Trentino, 700mila euro spesi dallo Stato: qualcuno si è arrabbiato

In Trentino si parte con progetti importanti, lo Stato sembra pronto a investire ben 700mila euro e qualcuno si è anche arrabbiato.

Le scelte del Governo sono sempre ponderate tra pro e contro sul come gestire i proventi incassati. Nonostante questo la gente continua, a volte, a far fatica a capire quelli che sono i movimenti.

Soldi spesi dallo stato
Trentino, 700mila euro investiti (Bicizen.it)

Non vogliamo dire che ogni scelta fatta dai vari governi del nostro paese sia stata giusta, ma allo stesso tempo non siamo nemmeno tra quelli che puntano il dito a priori. Di certo la notizia di oggi è molto interessante e lascia aperto il dibattito tra chi è a favore di una certa evoluzione e chi invece frena maggiormente interessato a quello che può esce dalla cassa.

Ma andiamo a vedere con attenzione di cosa stiamo parlando, convinti che anche voi che leggete vi dividerete in due fazioni.
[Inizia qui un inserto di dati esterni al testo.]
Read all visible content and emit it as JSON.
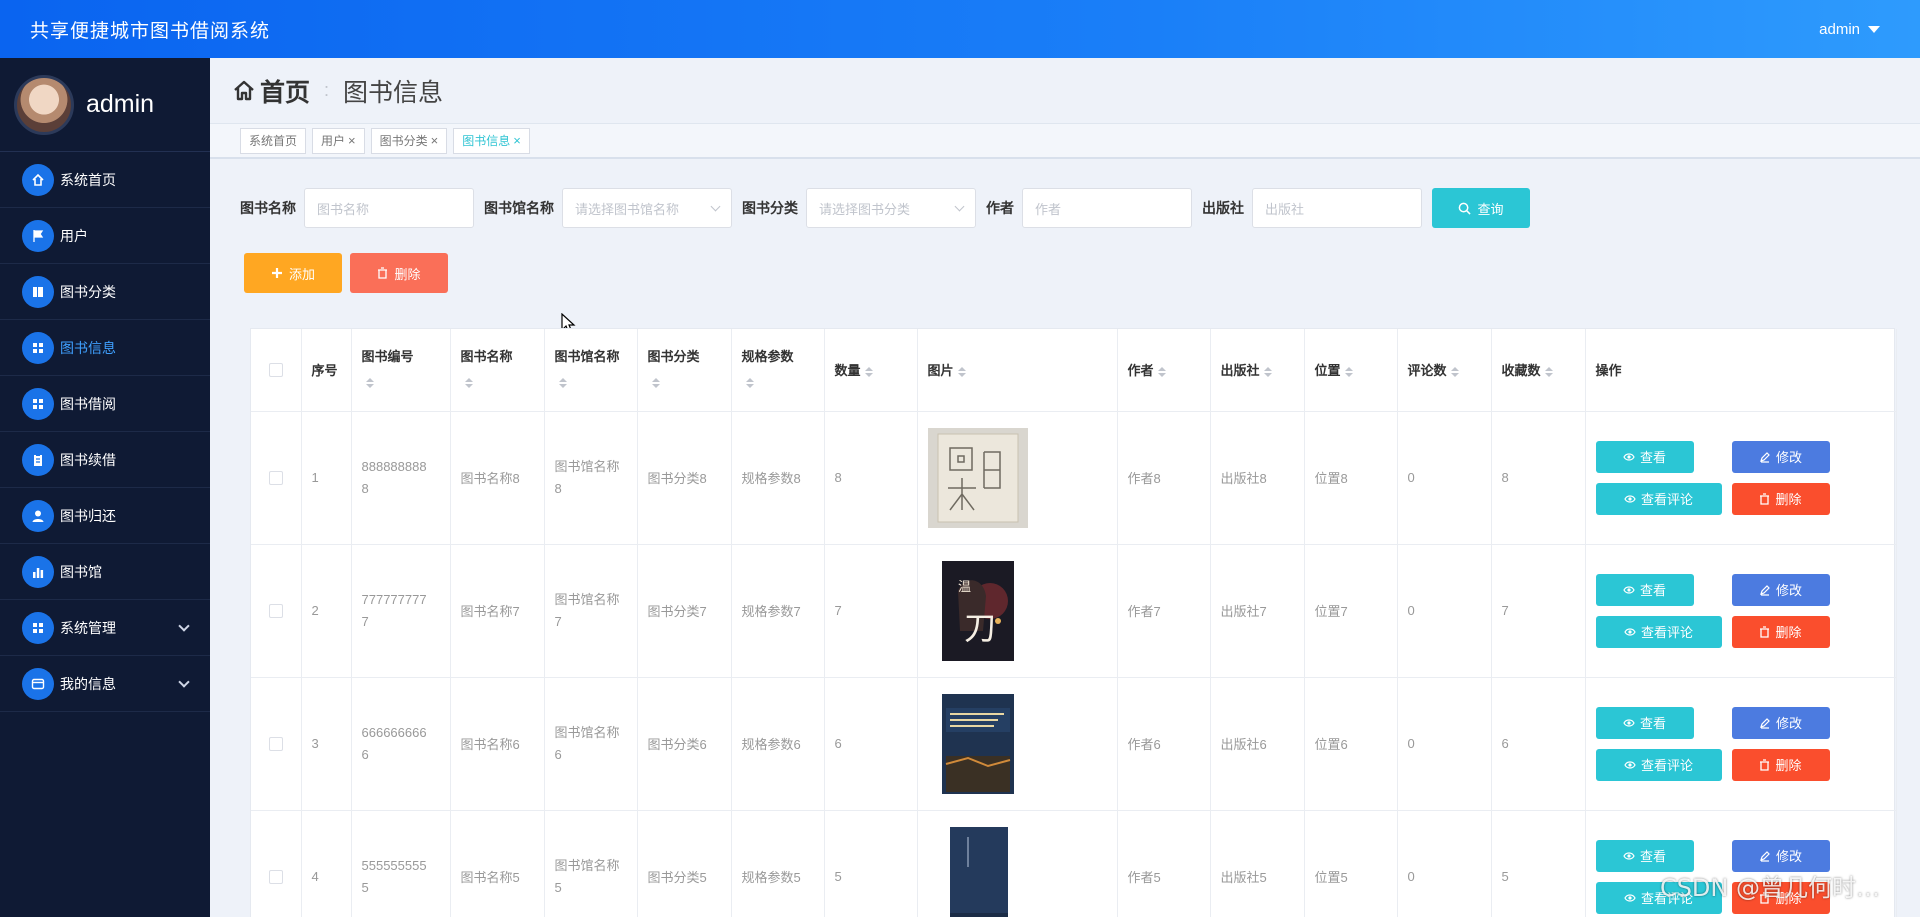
{
  "header": {
    "title": "共享便捷城市图书借阅系统",
    "user": "admin"
  },
  "sidebar": {
    "profile_name": "admin",
    "items": [
      {
        "label": "系统首页",
        "icon": "home-icon",
        "active": false,
        "expandable": false
      },
      {
        "label": "用户",
        "icon": "flag-icon",
        "active": false,
        "expandable": false
      },
      {
        "label": "图书分类",
        "icon": "book-icon",
        "active": false,
        "expandable": false
      },
      {
        "label": "图书信息",
        "icon": "grid-icon",
        "active": true,
        "expandable": false
      },
      {
        "label": "图书借阅",
        "icon": "grid-icon",
        "active": false,
        "expandable": false
      },
      {
        "label": "图书续借",
        "icon": "clipboard-icon",
        "active": false,
        "expandable": false
      },
      {
        "label": "图书归还",
        "icon": "user-icon",
        "active": false,
        "expandable": false
      },
      {
        "label": "图书馆",
        "icon": "chart-icon",
        "active": false,
        "expandable": false
      },
      {
        "label": "系统管理",
        "icon": "grid-icon",
        "active": false,
        "expandable": true
      },
      {
        "label": "我的信息",
        "icon": "card-icon",
        "active": false,
        "expandable": true
      }
    ]
  },
  "breadcrumb": {
    "home": "首页",
    "current": "图书信息"
  },
  "tabs": [
    {
      "label": "系统首页",
      "closable": false,
      "active": false
    },
    {
      "label": "用户",
      "closable": true,
      "active": false
    },
    {
      "label": "图书分类",
      "closable": true,
      "active": false
    },
    {
      "label": "图书信息",
      "closable": true,
      "active": true
    }
  ],
  "search": {
    "name_label": "图书名称",
    "name_placeholder": "图书名称",
    "library_label": "图书馆名称",
    "library_placeholder": "请选择图书馆名称",
    "category_label": "图书分类",
    "category_placeholder": "请选择图书分类",
    "author_label": "作者",
    "author_placeholder": "作者",
    "publisher_label": "出版社",
    "publisher_placeholder": "出版社",
    "query_label": "查询"
  },
  "actions": {
    "add_label": "添加",
    "delete_label": "删除"
  },
  "table": {
    "columns": [
      "序号",
      "图书编号",
      "图书名称",
      "图书馆名称",
      "图书分类",
      "规格参数",
      "数量",
      "图片",
      "作者",
      "出版社",
      "位置",
      "评论数",
      "收藏数",
      "操作"
    ],
    "op_labels": {
      "view": "查看",
      "edit": "修改",
      "comments": "查看评论",
      "delete": "删除"
    },
    "rows": [
      {
        "index": "1",
        "code_a": "888888888",
        "code_b": "8",
        "name": "图书名称8",
        "library_a": "图书馆名称",
        "library_b": "8",
        "category": "图书分类8",
        "spec": "规格参数8",
        "qty": "8",
        "author": "作者8",
        "publisher": "出版社8",
        "location": "位置8",
        "comments": "0",
        "favorites": "8",
        "cover": "cream"
      },
      {
        "index": "2",
        "code_a": "777777777",
        "code_b": "7",
        "name": "图书名称7",
        "library_a": "图书馆名称",
        "library_b": "7",
        "category": "图书分类7",
        "spec": "规格参数7",
        "qty": "7",
        "author": "作者7",
        "publisher": "出版社7",
        "location": "位置7",
        "comments": "0",
        "favorites": "7",
        "cover": "dark"
      },
      {
        "index": "3",
        "code_a": "666666666",
        "code_b": "6",
        "name": "图书名称6",
        "library_a": "图书馆名称",
        "library_b": "6",
        "category": "图书分类6",
        "spec": "规格参数6",
        "qty": "6",
        "author": "作者6",
        "publisher": "出版社6",
        "location": "位置6",
        "comments": "0",
        "favorites": "6",
        "cover": "navy"
      },
      {
        "index": "4",
        "code_a": "555555555",
        "code_b": "5",
        "name": "图书名称5",
        "library_a": "图书馆名称",
        "library_b": "5",
        "category": "图书分类5",
        "spec": "规格参数5",
        "qty": "5",
        "author": "作者5",
        "publisher": "出版社5",
        "location": "位置5",
        "comments": "0",
        "favorites": "5",
        "cover": "blue"
      }
    ]
  },
  "watermark": "CSDN @曾几何时…",
  "colors": {
    "header": "#0a64f0",
    "sidebar": "#0f1a34",
    "query": "#2bc6d5",
    "add": "#ffa722",
    "delete": "#fa4e2d",
    "edit": "#4c7be0"
  }
}
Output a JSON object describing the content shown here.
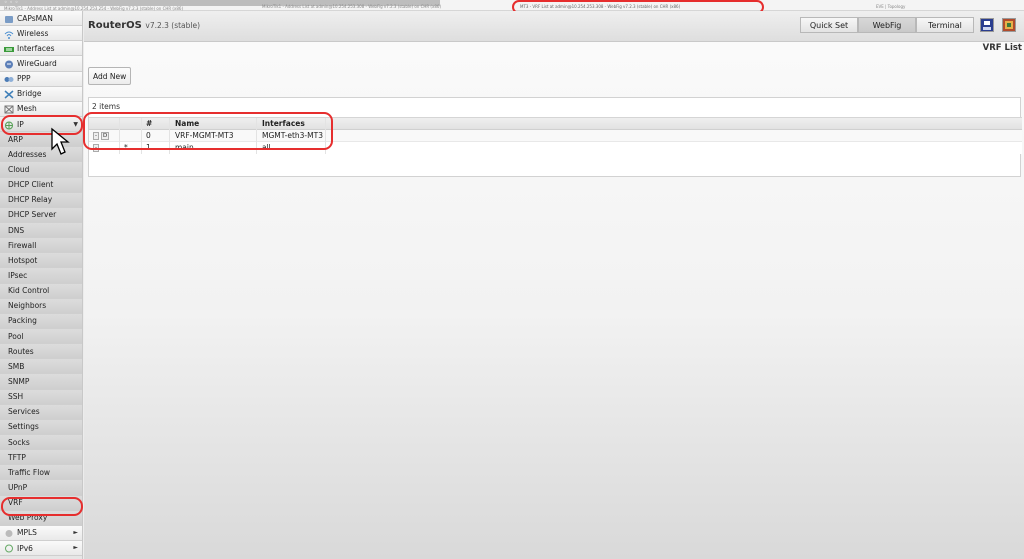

Trentino, lo Stato investe

Se lo Stato investe in qualcosa è perché evidentemente lo rende adatto e funzionale al proprio paese. Questo non tutti lo capiscono e spesso si generano anche polemiche in merito. Ultima delle quali arriva dal Trentino Alto Adige dove si parla di un progetto da ben 700mila euro.

L’obiettivo è realizzare la rete ciclabile a Bressanone, un piano che l’amministrazione comunale aveva in cantiere da tempo e che ora l’assessore Thomas Schraffl sembra aver trovato attuazione. Come riportato da AltoAdige.it questi ha dichiarato: “Realizziamo tratti mancanti in viale Mozart, in via Laghetto e lungo via San Cassiano”. Con l’obiettivo di collegare in bici il centro a Millan.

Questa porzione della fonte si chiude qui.